Most acute lower back pain, even when severe, resolves within a few weeks and doesn’t require an MRI or X-ray right away. Current clinical guidelines recommend trying conservative treatment (physical therapy, activity modification, over-the-counter pain relief) for up to six weeks before imaging, unless red flags are present. Red flags that justify immediate imaging include a history of cancer, unexplained weight loss, fever, recent trauma, or progressive neurological symptoms like leg weakness or numbness.

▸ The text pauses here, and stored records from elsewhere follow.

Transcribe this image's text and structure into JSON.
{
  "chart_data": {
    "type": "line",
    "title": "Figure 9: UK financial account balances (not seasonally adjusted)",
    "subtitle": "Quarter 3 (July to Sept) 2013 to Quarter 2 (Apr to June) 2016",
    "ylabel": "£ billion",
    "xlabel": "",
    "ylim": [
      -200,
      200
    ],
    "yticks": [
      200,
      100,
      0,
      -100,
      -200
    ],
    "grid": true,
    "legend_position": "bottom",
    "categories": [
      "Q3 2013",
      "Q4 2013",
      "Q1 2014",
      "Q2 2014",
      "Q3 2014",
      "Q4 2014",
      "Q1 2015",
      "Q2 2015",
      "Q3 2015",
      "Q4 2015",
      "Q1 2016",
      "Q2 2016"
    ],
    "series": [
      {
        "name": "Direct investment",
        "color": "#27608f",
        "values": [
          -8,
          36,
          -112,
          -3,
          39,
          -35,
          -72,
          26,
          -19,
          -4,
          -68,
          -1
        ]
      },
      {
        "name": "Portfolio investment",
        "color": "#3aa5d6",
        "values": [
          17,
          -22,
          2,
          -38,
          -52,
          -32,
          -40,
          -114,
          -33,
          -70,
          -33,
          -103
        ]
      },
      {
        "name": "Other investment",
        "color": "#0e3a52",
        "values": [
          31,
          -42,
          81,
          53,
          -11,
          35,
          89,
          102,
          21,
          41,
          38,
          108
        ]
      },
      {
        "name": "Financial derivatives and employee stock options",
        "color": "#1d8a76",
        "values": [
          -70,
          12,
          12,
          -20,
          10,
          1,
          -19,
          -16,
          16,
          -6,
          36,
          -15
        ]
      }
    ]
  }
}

One red flag deserves special attention: cauda equina syndrome. This rare but serious condition occurs when the bundle of nerves at the base of your spinal cord gets compressed. The warning signs include new difficulty urinating or having a bowel movement, loss of sensation in your inner thighs or buttocks (sometimes called “saddle numbness”), sudden leg weakness, or loss of bladder or bowel control. This is a surgical emergency. If you notice any combination of these symptoms alongside severe back pain, go to an emergency room immediately.

Sorting Out the Cause

The pattern of your pain offers the strongest clues to its origin. Pain that follows your menstrual cycle points toward endometriosis or adenomyosis. One-sided pain below the belt line that worsens with standing or stair climbing suggests the SI joint. Pain that arrived during pregnancy or postpartum and hasn’t resolved likely involves ligament laxity or pelvic floor dysfunction. A sudden, sharp episode in a postmenopausal woman raises concern for a compression fracture. Gradual, deep stiffness that’s worst in the morning and eases with movement hints at an inflammatory condition.

Because so many of these causes overlap in symptoms and can coexist, getting the right diagnosis often requires looking beyond the spine itself. A thorough evaluation might include a gynecological workup, pelvic floor assessment, blood tests for inflammatory markers, or a bone density scan, depending on your age, symptoms, and history. The key insight is that “back pain” in women frequently isn’t just a back problem.